Variance can be defined as a statistical measure of variability obtained by calculating individual deviations from the mean value of a population, squaring them, summing up the squares and finally finding the average of the deviations squared. Homogeneity of variance, also known as equality of variance or homoscedasticity can therefore be defined as the similarity of the variance obtained from two or more populations under comparison (Rafter & Bell, 2003).

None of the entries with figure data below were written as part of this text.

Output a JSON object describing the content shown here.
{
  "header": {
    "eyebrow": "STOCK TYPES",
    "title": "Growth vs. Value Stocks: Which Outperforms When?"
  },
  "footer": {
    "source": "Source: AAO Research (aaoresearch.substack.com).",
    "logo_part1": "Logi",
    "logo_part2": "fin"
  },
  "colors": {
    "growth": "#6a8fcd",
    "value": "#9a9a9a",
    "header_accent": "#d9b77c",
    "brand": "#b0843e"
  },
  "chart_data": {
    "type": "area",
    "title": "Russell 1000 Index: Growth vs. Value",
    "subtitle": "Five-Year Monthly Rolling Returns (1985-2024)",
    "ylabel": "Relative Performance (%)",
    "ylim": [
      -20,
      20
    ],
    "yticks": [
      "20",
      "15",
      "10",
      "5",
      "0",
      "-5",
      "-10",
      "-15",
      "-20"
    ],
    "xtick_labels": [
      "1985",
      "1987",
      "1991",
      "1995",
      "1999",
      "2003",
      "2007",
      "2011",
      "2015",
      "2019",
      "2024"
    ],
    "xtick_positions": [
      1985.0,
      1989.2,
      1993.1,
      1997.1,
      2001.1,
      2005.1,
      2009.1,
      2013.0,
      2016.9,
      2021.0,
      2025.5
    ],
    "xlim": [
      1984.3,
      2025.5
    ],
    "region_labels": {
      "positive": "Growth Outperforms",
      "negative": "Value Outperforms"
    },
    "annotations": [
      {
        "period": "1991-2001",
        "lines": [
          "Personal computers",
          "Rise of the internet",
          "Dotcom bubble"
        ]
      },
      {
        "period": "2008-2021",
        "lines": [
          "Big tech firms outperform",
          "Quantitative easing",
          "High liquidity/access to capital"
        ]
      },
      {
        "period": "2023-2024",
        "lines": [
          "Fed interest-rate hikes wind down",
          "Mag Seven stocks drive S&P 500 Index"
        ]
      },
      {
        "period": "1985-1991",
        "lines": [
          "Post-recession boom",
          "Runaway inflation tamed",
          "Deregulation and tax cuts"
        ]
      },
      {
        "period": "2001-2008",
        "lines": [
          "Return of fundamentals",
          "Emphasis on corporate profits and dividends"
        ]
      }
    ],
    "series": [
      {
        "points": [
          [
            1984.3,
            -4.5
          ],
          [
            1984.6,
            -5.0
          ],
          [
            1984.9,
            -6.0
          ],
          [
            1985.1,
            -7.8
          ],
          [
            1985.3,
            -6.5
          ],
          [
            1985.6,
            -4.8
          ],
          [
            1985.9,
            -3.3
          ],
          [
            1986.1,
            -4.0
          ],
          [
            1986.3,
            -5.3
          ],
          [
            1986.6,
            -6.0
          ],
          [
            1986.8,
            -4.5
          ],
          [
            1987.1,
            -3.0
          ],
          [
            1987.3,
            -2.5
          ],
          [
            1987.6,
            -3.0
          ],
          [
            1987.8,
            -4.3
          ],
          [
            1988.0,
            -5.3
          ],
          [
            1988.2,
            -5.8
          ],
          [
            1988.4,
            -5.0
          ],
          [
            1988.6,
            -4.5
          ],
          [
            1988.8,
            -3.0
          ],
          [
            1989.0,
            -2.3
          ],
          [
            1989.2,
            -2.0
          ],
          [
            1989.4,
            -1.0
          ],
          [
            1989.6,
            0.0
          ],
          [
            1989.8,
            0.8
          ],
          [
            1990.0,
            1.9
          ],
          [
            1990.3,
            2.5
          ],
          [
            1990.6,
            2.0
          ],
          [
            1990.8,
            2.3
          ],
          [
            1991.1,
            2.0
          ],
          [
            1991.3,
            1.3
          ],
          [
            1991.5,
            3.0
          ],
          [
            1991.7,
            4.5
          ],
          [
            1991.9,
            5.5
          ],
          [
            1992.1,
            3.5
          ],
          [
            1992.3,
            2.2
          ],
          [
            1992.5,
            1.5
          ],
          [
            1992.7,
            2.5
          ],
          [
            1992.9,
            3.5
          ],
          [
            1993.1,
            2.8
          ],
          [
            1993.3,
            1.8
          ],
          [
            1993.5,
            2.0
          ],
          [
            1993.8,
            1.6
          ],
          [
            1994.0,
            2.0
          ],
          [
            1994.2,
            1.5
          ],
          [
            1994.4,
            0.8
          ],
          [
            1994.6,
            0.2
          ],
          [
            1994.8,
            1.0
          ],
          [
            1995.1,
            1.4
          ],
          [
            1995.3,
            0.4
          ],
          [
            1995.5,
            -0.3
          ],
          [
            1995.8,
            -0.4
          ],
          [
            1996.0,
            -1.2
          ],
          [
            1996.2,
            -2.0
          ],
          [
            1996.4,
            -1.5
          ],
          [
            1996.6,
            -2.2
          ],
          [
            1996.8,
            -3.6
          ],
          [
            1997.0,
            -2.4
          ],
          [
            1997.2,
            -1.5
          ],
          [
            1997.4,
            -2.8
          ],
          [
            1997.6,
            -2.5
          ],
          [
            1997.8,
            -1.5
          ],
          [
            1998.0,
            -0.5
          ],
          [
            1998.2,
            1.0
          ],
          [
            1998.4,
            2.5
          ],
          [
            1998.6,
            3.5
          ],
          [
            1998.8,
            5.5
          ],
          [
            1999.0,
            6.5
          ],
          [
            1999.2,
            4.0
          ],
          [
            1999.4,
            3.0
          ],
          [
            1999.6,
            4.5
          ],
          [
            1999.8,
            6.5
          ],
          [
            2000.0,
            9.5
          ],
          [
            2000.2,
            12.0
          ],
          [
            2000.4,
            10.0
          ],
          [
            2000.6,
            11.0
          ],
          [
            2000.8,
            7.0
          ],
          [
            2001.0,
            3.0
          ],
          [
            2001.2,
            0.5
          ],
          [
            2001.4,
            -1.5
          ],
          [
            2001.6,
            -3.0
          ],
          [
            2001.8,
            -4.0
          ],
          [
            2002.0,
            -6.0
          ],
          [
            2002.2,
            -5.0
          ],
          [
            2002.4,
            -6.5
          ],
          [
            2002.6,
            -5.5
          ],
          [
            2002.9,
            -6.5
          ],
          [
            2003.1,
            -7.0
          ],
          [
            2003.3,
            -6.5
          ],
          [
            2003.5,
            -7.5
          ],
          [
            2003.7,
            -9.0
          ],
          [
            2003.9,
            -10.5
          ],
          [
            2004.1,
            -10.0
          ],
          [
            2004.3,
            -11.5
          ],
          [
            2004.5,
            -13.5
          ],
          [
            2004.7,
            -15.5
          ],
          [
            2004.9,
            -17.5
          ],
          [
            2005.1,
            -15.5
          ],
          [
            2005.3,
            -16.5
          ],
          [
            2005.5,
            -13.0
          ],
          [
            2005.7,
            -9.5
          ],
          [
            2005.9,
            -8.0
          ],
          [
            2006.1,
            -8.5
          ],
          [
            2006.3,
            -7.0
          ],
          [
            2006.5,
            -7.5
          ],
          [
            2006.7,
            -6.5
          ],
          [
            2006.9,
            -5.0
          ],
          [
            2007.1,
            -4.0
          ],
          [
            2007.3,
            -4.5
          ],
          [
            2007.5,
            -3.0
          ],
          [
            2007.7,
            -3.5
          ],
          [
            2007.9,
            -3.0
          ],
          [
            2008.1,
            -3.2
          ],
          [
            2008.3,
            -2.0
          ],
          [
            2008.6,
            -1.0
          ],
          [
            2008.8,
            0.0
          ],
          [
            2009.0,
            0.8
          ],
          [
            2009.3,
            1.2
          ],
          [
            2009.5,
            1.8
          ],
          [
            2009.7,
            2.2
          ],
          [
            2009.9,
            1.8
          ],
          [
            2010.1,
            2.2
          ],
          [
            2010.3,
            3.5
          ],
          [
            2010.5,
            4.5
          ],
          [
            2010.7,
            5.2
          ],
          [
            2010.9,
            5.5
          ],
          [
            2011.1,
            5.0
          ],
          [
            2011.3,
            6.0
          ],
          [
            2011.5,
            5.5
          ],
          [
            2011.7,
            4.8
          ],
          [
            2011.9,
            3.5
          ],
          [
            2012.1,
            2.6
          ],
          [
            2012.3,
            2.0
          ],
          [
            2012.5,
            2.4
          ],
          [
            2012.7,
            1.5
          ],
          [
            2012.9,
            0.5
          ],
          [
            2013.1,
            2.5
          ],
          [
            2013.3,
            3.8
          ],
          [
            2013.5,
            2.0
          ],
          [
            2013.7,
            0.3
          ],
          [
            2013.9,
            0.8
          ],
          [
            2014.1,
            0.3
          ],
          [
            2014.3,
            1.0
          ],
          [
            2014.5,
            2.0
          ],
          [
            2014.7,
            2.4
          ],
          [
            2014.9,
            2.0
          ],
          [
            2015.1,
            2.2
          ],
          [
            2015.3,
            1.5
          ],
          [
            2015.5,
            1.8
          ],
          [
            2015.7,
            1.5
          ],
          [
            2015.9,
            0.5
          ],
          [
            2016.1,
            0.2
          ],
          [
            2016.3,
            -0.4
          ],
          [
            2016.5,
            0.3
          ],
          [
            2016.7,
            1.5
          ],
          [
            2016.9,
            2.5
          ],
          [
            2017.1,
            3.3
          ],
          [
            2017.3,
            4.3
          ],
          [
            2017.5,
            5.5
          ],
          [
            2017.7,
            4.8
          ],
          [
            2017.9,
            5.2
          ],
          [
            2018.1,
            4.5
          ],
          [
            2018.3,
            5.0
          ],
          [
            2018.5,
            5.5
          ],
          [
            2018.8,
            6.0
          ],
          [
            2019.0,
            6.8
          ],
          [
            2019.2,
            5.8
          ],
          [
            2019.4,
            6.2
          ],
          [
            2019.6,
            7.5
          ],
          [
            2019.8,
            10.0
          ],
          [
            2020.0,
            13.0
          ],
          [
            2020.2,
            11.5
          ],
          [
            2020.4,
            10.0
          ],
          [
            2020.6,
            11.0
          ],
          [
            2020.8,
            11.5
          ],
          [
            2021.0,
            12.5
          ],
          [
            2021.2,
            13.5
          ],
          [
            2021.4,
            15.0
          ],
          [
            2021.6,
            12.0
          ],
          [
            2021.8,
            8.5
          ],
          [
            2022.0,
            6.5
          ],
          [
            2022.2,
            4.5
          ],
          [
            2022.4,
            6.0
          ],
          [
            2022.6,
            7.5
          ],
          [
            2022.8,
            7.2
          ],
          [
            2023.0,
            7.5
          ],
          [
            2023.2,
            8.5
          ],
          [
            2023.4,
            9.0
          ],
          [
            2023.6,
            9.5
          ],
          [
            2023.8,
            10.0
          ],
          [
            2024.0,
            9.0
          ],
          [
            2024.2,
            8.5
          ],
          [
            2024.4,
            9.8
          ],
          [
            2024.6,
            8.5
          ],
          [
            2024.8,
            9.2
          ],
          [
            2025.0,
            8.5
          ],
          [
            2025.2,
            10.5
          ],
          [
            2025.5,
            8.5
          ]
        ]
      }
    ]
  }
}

A significant emphasis is laid on the homogeneity of variance of populations that have different sizes since it places the two populations on the same platform for the purposes of comparison and analysis. The larger the size of the population, the greater the variance expected. This therefore necessitates the homogeneity of variance in order to draw unbiased inferences from a study of two or more populations (Gravetter & Wallnau, 2000). For example, a population picked from a high school would not have the same age variance as compared to the population of a city and therefore the need for homoscedasticity.
A lack of homogeneity would significantly affect the Analysis of variance (ANOVA) of tests in the sense that hypothesis tests in the linear models of ANOVA would be adversely affected. Equality of the variance will therefore allow for the accurate analysis and application of hypothesis tests in unequal sample sizes (Dowdy et al., 2011). The importance of homoscedasticity is that inferences can be drawn from a wide scope of variables from different populations that differ in size without distorting the characteristic observation throughout a given study. It also allows for future referencing in the case of follow-up studies and improvements on previous studies since the homogenous variance allows for the formulation of equation and functions. These equations and functions used for statistical studies have constants that are not affected by time which would otherwise not have been the case had there not been homogeneity of variance.